Skoltech showcased its pioneering research at the Future Technologies Forum
On February 13-14, Skoltech joined the Future Technologies Forum in Moscow, where its research teams led by world-renowned scientists presented their groundbreaking research, including the world’s first objective biochemical mental health testing method, unique prosthetics sensitization and phantom pain management techniques, and much more.
Photo. Skoltech stand at the Future Technologies Forum in Moscow. Credit: Timur Sabirov.

The Skoltech stand featured five key research projects.

The objective biochemical mental health testing method based on blood lipid biomarkers uses omics technologies for mental health assessment and helps doctors to diagnose the disease before the symptoms occur. The biochemical blood test, which is both fast and cheap, helps identify the risk of mental disorders with an accuracy of over 92%. The new method can be used for mass screening to identify the risks of mental illness and refer high-risk patients to a psychiatrist for further examination, diagnostics, and treatment.

Technologies for the osseointegration and neurocontrol of prosthetic hands and legs during amputations above the elbow enables better use of these prostheses, making control over them easier and movements more accurate. The project is carried out jointly by Skoltech, Samara State Medical University, and Motorika, with the support of the NTI Foundation and the NTI Center for Bionic Engineering in Medicine based at Samara State Medical University.

The blockchain-driven Tag Trace Systems helps keep track of individual medications. The system applies a 1x1 mm laser mark on the packaging so that the user could scan it with their smartphone camera before taking the medicine. The laser marks are applied during production and, therefore, do not affect the drug’s chemical structure. The first prototype of the system was built with the support of the Skoltech team. This innovative technology can be used to keep track of syringes with vaccines and medicines, ampoules, capsules, and pills.
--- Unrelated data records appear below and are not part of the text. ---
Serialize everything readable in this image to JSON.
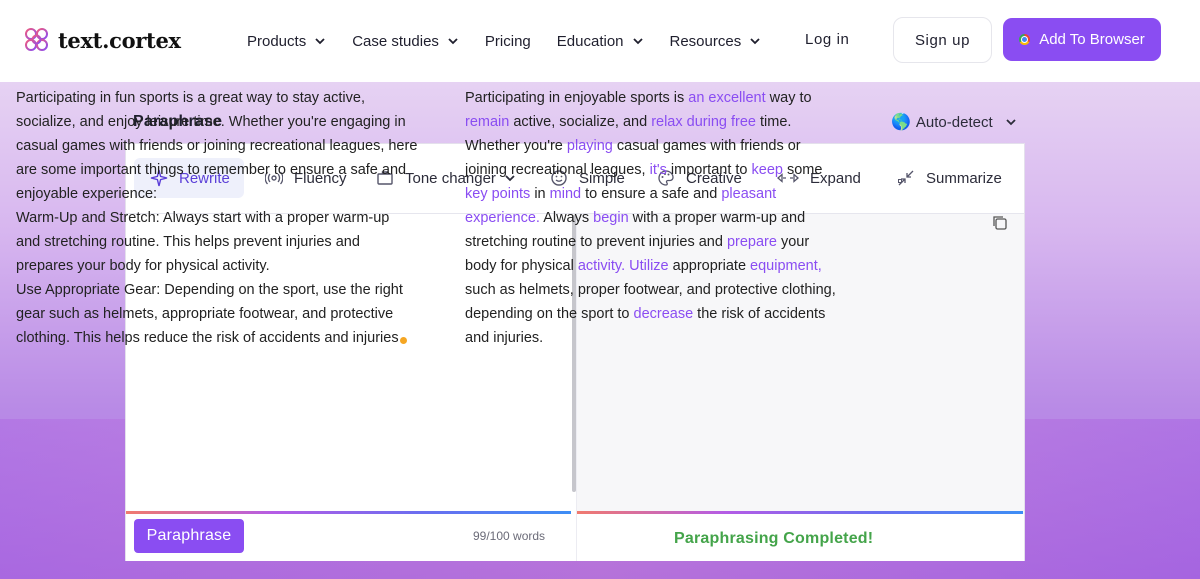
{
  "brand": {
    "name": "text.cortex"
  },
  "nav": {
    "items": [
      {
        "label": "Products",
        "dropdown": true
      },
      {
        "label": "Case studies",
        "dropdown": true
      },
      {
        "label": "Pricing",
        "dropdown": false
      },
      {
        "label": "Education",
        "dropdown": true
      },
      {
        "label": "Resources",
        "dropdown": true
      }
    ],
    "login": "Log in",
    "signup": "Sign up",
    "add_browser": "Add To Browser"
  },
  "tool": {
    "title": "Paraphrase",
    "language": "Auto-detect",
    "modes": [
      {
        "label": "Rewrite",
        "icon": "sparkle-icon",
        "active": true
      },
      {
        "label": "Fluency",
        "icon": "broadcast-icon",
        "active": false
      },
      {
        "label": "Tone changer",
        "icon": "briefcase-icon",
        "active": false,
        "dropdown": true
      },
      {
        "label": "Simple",
        "icon": "smile-icon",
        "active": false
      },
      {
        "label": "Creative",
        "icon": "palette-icon",
        "active": false
      },
      {
        "label": "Expand",
        "icon": "expand-arrows-icon",
        "active": false
      },
      {
        "label": "Summarize",
        "icon": "summarize-arrows-icon",
        "active": false
      }
    ],
    "input_lines": [
      "Participating in fun sports is a great way to stay active,",
      "socialize, and enjoy leisure time. Whether you're engaging in",
      "casual games with friends or joining recreational leagues, here",
      "are some important things to remember to ensure a safe and",
      "enjoyable experience:",
      "Warm-Up and Stretch: Always start with a proper warm-up",
      "and stretching routine. This helps prevent injuries and",
      "prepares your body for physical activity.",
      "Use Appropriate Gear: Depending on the sport, use the right",
      "gear such as helmets, appropriate footwear, and protective",
      "clothing. This helps reduce the risk of accidents and injuries"
    ],
    "output_lines": [
      [
        {
          "t": "Participating in enjoyable sports is "
        },
        {
          "t": "an excellent",
          "h": true
        },
        {
          "t": " way to"
        }
      ],
      [
        {
          "t": "remain",
          "h": true
        },
        {
          "t": " active, socialize, and "
        },
        {
          "t": "relax during free",
          "h": true
        },
        {
          "t": " time."
        }
      ],
      [
        {
          "t": "Whether you're "
        },
        {
          "t": "playing",
          "h": true
        },
        {
          "t": " casual games with friends or"
        }
      ],
      [
        {
          "t": "joining recreational leagues, "
        },
        {
          "t": "it's",
          "h": true
        },
        {
          "t": " important to "
        },
        {
          "t": "keep",
          "h": true
        },
        {
          "t": " some"
        }
      ],
      [
        {
          "t": "key points",
          "h": true
        },
        {
          "t": " in "
        },
        {
          "t": "mind",
          "h": true
        },
        {
          "t": " to ensure a safe and "
        },
        {
          "t": "pleasant",
          "h": true
        }
      ],
      [
        {
          "t": "experience.",
          "h": true
        },
        {
          "t": " Always "
        },
        {
          "t": "begin",
          "h": true
        },
        {
          "t": " with a proper warm-up and"
        }
      ],
      [
        {
          "t": "stretching routine to prevent injuries and "
        },
        {
          "t": "prepare",
          "h": true
        },
        {
          "t": " your"
        }
      ],
      [
        {
          "t": "body for physical "
        },
        {
          "t": "activity. Utilize",
          "h": true
        },
        {
          "t": " appropriate "
        },
        {
          "t": "equipment,",
          "h": true
        }
      ],
      [
        {
          "t": "such as helmets, proper footwear, and protective clothing,"
        }
      ],
      [
        {
          "t": "depending on the sport to "
        },
        {
          "t": "decrease",
          "h": true
        },
        {
          "t": " the risk of accidents"
        }
      ],
      [
        {
          "t": "and injuries."
        }
      ]
    ],
    "paraphrase_button": "Paraphrase",
    "word_count": "99/100 words",
    "status": "Paraphrasing Completed!"
  },
  "colors": {
    "accent": "#8a4df2",
    "highlight": "#8a4df2",
    "success": "#44a44a"
  }
}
Biocoatings for enhanced biocompatibility of implants and implantable devices are thin layers of biological materials that can be applied to implantable devices such as stents, pacemakers, and artificial joints, in order to improve biocompatibility and a device’s functionality and durability as well as prevent infection, inflammation, and implant failure.

“Eat Polymer”, a solution for plastic recycling in schools developed by a Skolkovo Gymnasium student, uses larvae of the wax moth, Gallerya mellonella, which can recycle plastic in a matter of weeks.

Skoltech researchers and experts also joined the forum’s business program to share their expertise in neuro- and biotechnologies, digitalization, and AI in medicine. The business program featured discussions with experts and scientists. Professor Olga Dontsova from the Bio Center shared her vision of how to make future technologies today’s reality. Professor Evgeny Nikolaev from the Bio Center joined the discussion “Technologies Helping in the Fight against Neurodegenerative Diseases”. Professor Dmitry Gorin from the Photonics Center talked about AI technologies in screening systems and the development of innovative molecular genetics approaches for diagnostics. Professor Alexander Korsunsky from the Engineering Center discussed the interdisciplinary nature of future technologies and ways of attracting young people to science. Professor Philipp Khaitovich from the Neuro Center shared his views on the neurotechnologies of the future. Associate Professor Dmitry Dylov from the AI Center participated in an expert discussion about AI and computer vision technologies in healthcare.